TRIBUNE
Le 13 mai 2024, tout a changé.
Certains, aujourd’hui, nous disent qu’il faudrait « tourner la page ». Qu’on ne va pas « en reparler pendant des années ». Que « c’est du passé », et que « le pays doit se reconstruire ».
Mais ce sont souvent les mêmes qui, chaque jour, depuis plus de quarante ans, nous parlent de 1853, de 1878, de 1946, et de toutes les dates censées prouver que notre seule présence ici est un crime.
Eh bien non. Nous n’oublierons pas. Pas plus que vous.
Mais à la différence de vous, nous n’en ferons pas un slogan. Nous n’en ferons pas une posture. Nous n’en parlerons presque plus. Parce que c’est entré dans notre chair. Et parce qu’à partir de maintenant, nous allons faire discrètement. Sans bruit. Sans colère. Sans chercher à convaincre.
Ce que nous, non-Kanaks, allons désormais faire — et que nous avons déjà commencé. Nous sommes européens, asiatiques, métis, polynésiens, wallisiens, futuniens.

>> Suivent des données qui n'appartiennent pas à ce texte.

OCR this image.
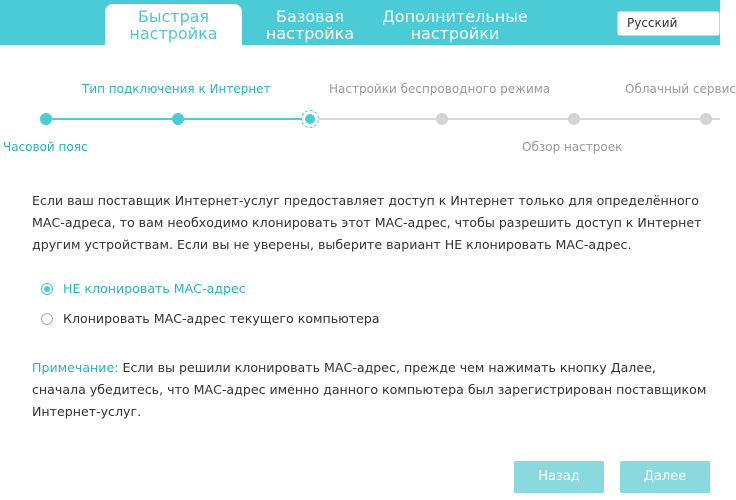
Быстрая
настройка
Базовая
настройка
Дополнительные
настройки
Русский
Тип подключения к Интернет	Настройки беспроводного режима	Облачный сервис
Часовой пояс	Обзор настроек
Если ваш поставщик Интернет-услуг предоставляет доступ к Интернет только для определённого МАС-адреса, то вам необходимо клонировать этот МАС-адрес, чтобы разрешить доступ к Интернет другим устройствам. Если вы не уверены, выберите вариант НЕ клонировать МАС-адрес.
НЕ клонировать МАС-адрес
Клонировать МАС-адрес текущего компьютера
Примечание: Если вы решили клонировать МАС-адрес, прежде чем нажимать кнопку Далее, сначала убедитесь, что МАС-адрес именно данного компьютера был зарегистрирован поставщиком Интернет-услуг.
Назад	Далее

Nous ne formons pas une ethnie, ni une idéologie. Mais une communauté de destin.
Une majorité sociale que vous avez voulu humilier, rejeter, effrayer. Nous n’avons pas répondu. Nous avons encaissé.
Mais à présent, nous retirons notre consentement. Nous ne réclamerons rien. Nous ne manifesterons pas. Nous ne supplierons pas.
Nous n’écrirons plus de tribunes ouvertes adressées à « nos frères kanaks ». Car le lien que vous avez rompu, nous ne chercherons plus à le restaurer.
Nous allons simplement nous retirer.
Pas tous. Pas tout de suite. Mais assez pour que cela se voie. Assez pour que cela pèse.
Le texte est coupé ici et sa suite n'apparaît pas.